Sam Sharpe-USA TODAY Sports

"Analytics haven't won a ballgame." It's exactly the type of cantankerous, old-man-yells-at-cloud statement we've come to expect from Randy Wittman, a coach who's been dragged, kicking and screaming, into this new-fangled analytical basketball revolution. The issue of analytics has dogged Wittman for nearly his entirety of his tenure with the Wizards, ESPN the Magazine ranked the the team 26th, or fourth worst, in last year's "Great Analytics Rankings", and his penchant for long-twos has become a familiar punchline for bloggers and commenters alike.

Its easy then to understand why Wittman's appearance on Kevin Sheehan's ESPN 980 radioshow was met with the usual groans by Wizards fans and the basketball words at large. If you missed it, here's what Randy had to say about the team's use of advanced stats. From The Washington Post's Dan Steinberg:

"I’ve got to coach the team," Wittman went on. "Analytics haven’t won a ballgame. You’ve got to take what you have and put guys in position that they can best succeed at. And there are some things with numbers that help that, but if you see some of the number sheets that we have, it would drive you crazy. But you know what, that’s the world we live in. You can fight that, but that does you no good. Listen, I’ve been in the business 32 years now. We had analytics back in the ’80s, alright? We had numbers. Plus-minus, and guys playing with certain guys, and that’s never changed. It’s just now, for whatever reason … Hey, it’s good for some people. Because guys have gotten a lot of jobs because that of word."

That some of the league's most successful organizations embrace advanced statistics is not up for debate. The Golden State Warriors have taken the league by storm by playing the game to its analytical ideal, eschewing mid-range jumpers for three-pointers and layups.
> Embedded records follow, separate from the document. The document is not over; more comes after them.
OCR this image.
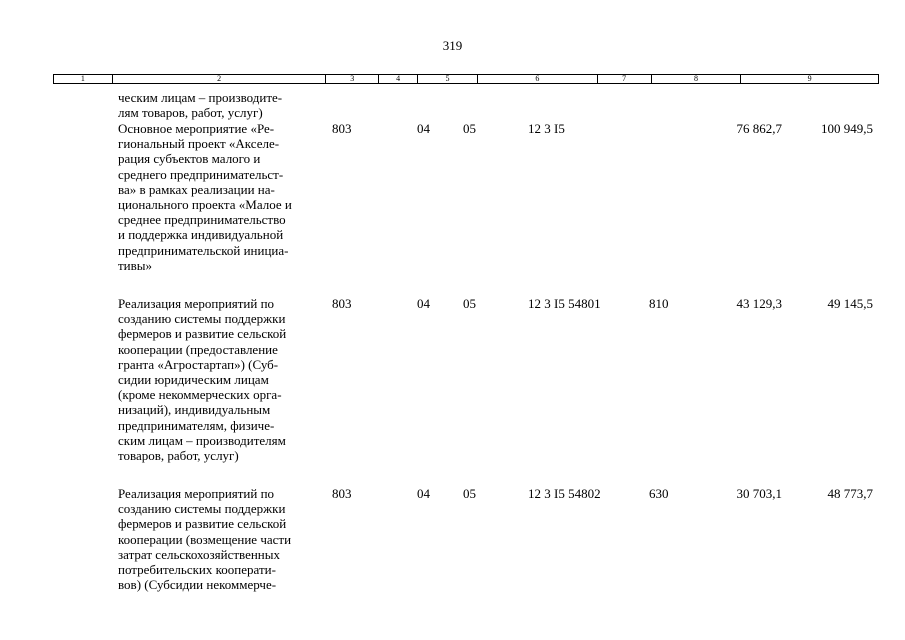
319
1	2	3	4	5	6	7	8	9
ческим лицам – производите-
лям товаров, работ, услуг)
Основное мероприятие «Ре-
гиональный проект «Акселе-
рация субъектов малого и
среднего предпринимательст-
ва» в рамках реализации на-
ционального проекта «Малое и
среднее предпринимательство
и поддержка индивидуальной
предпринимательской инициа-
тивы»
803	04	05	12 3 I5	76 862,7	100 949,5
Реализация мероприятий по
созданию системы поддержки
фермеров и развитие сельской
кооперации (предоставление
гранта «Агростартап») (Суб-
сидии юридическим лицам
(кроме некоммерческих орга-
низаций), индивидуальным
предпринимателям, физиче-
ским лицам – производителям
товаров, работ, услуг)
803	04	05	12 3 I5 54801	810	43 129,3	49 145,5
Реализация мероприятий по
созданию системы поддержки
фермеров и развитие сельской
кооперации (возмещение части
затрат сельскохозяйственных
потребительских кооперати-
вов) (Субсидии некоммерче-
803	04	05	12 3 I5 54802	630	30 703,1	48 773,7
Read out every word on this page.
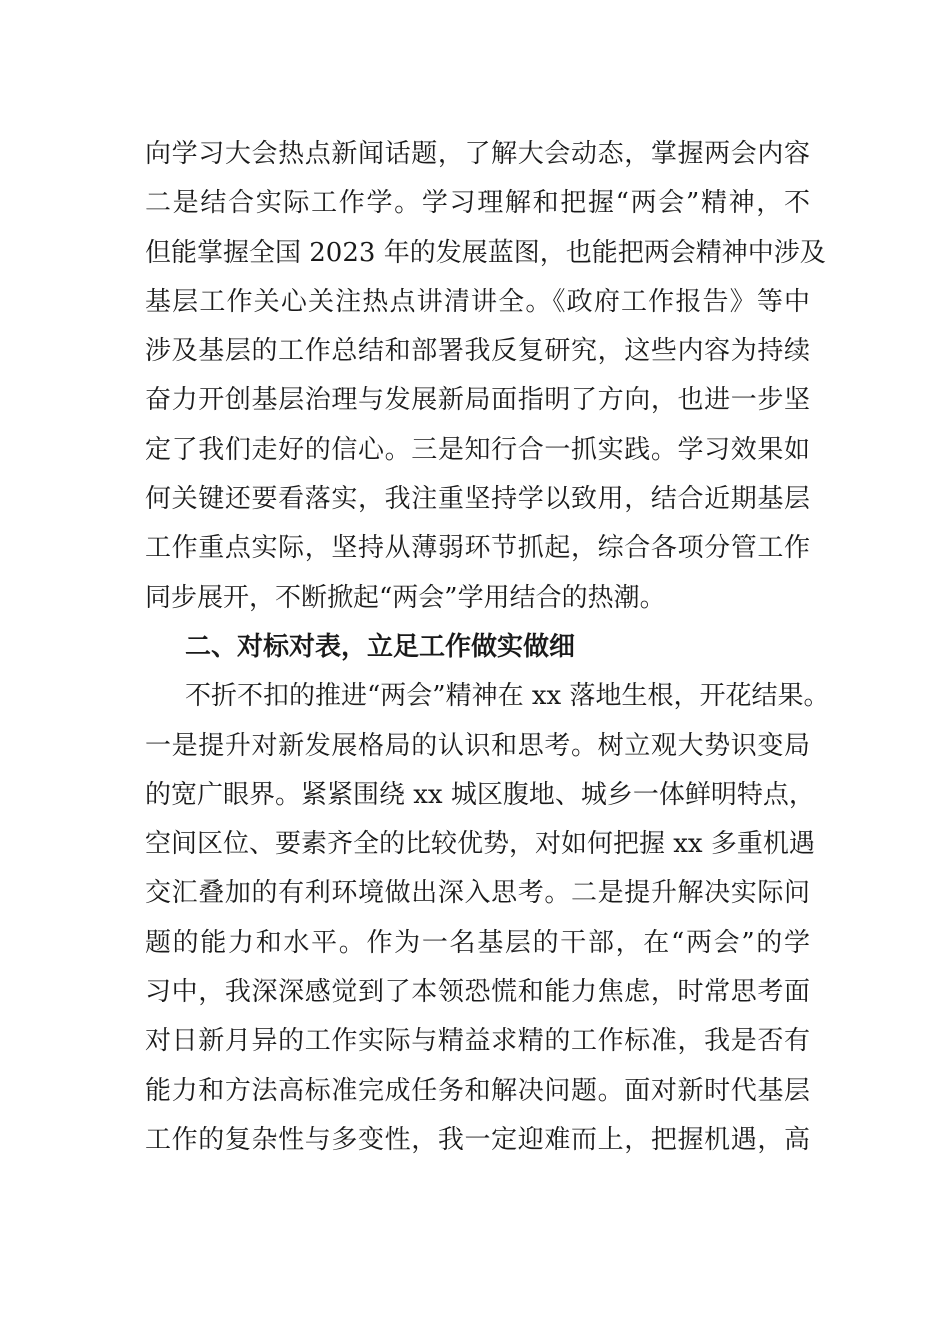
向学习大会热点新闻话题，了解大会动态，掌握两会内容
二是结合实际工作学。学习理解和把握“两会”精神，不
但能掌握全国 2023 年的发展蓝图，也能把两会精神中涉及
基层工作关心关注热点讲清讲全。《政府工作报告》等中
涉及基层的工作总结和部署我反复研究，这些内容为持续
奋力开创基层治理与发展新局面指明了方向，也进一步坚
定了我们走好的信心。三是知行合一抓实践。学习效果如
何关键还要看落实，我注重坚持学以致用，结合近期基层
工作重点实际，坚持从薄弱环节抓起，综合各项分管工作
同步展开，不断掀起“两会”学用结合的热潮。
二、对标对表，立足工作做实做细
不折不扣的推进“两会”精神在 xx 落地生根，开花结果。
一是提升对新发展格局的认识和思考。树立观大势识变局
的宽广眼界。紧紧围绕 xx 城区腹地、城乡一体鲜明特点，
空间区位、要素齐全的比较优势，对如何把握 xx 多重机遇
交汇叠加的有利环境做出深入思考。二是提升解决实际问
题的能力和水平。作为一名基层的干部，在“两会”的学
习中，我深深感觉到了本领恐慌和能力焦虑，时常思考面
对日新月异的工作实际与精益求精的工作标准，我是否有
能力和方法高标准完成任务和解决问题。面对新时代基层
工作的复杂性与多变性，我一定迎难而上，把握机遇，高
But as the Warriors have moneyballed their way to the league's best record, a pervasive strain of logic has taken hold amongst fans of the league.

This logic, to borrow a phrase from Aaron Carter, goes a little something like this: If winning organizations win because they use advanced statistics, then the inverse must be true as well; and disappointing teams like the Wizards lose because they aren't embracing advanced stats tightly enough. If only they adhered to the analytical script, they'd be contenders just like the Warriors.

This is a misdiagnosis of the Wizards' issues plain and simple, and it's this misdiagnosis, not the analytics movement as a whole that Randy is pushing back against when he says "Analytics haven't won a ballgame." The Wizards have embraced the movement more so than ever this season -- they play fast, space the floor, and turned Kris Humphries into a spot-up shooter, yet despite how dedicated they are to pulling off a convincing Warriors impression, they still find themselves at .500 with 22 games left to play.

Wizards owner Ted Leonsis echoed these sentiments on Thursday, pointing out that despite the team's new style of play, they still lead the league in man games lost and have also played one of the toughest schedules to date.

There are plenty of things to critique about the Wizards organization, but their embrace of analytics isn't one of them. An analytical approach alone isn't enough to push an organization to contention, they have to have a coach who can implement the goals they outline, players who fit the system, and even then they still need to catch breaks and avoid the injury bug to become one of the league's top teams. Analytics aren't the only deciding factor between teams that win and teams that don't, just ask the Rockets.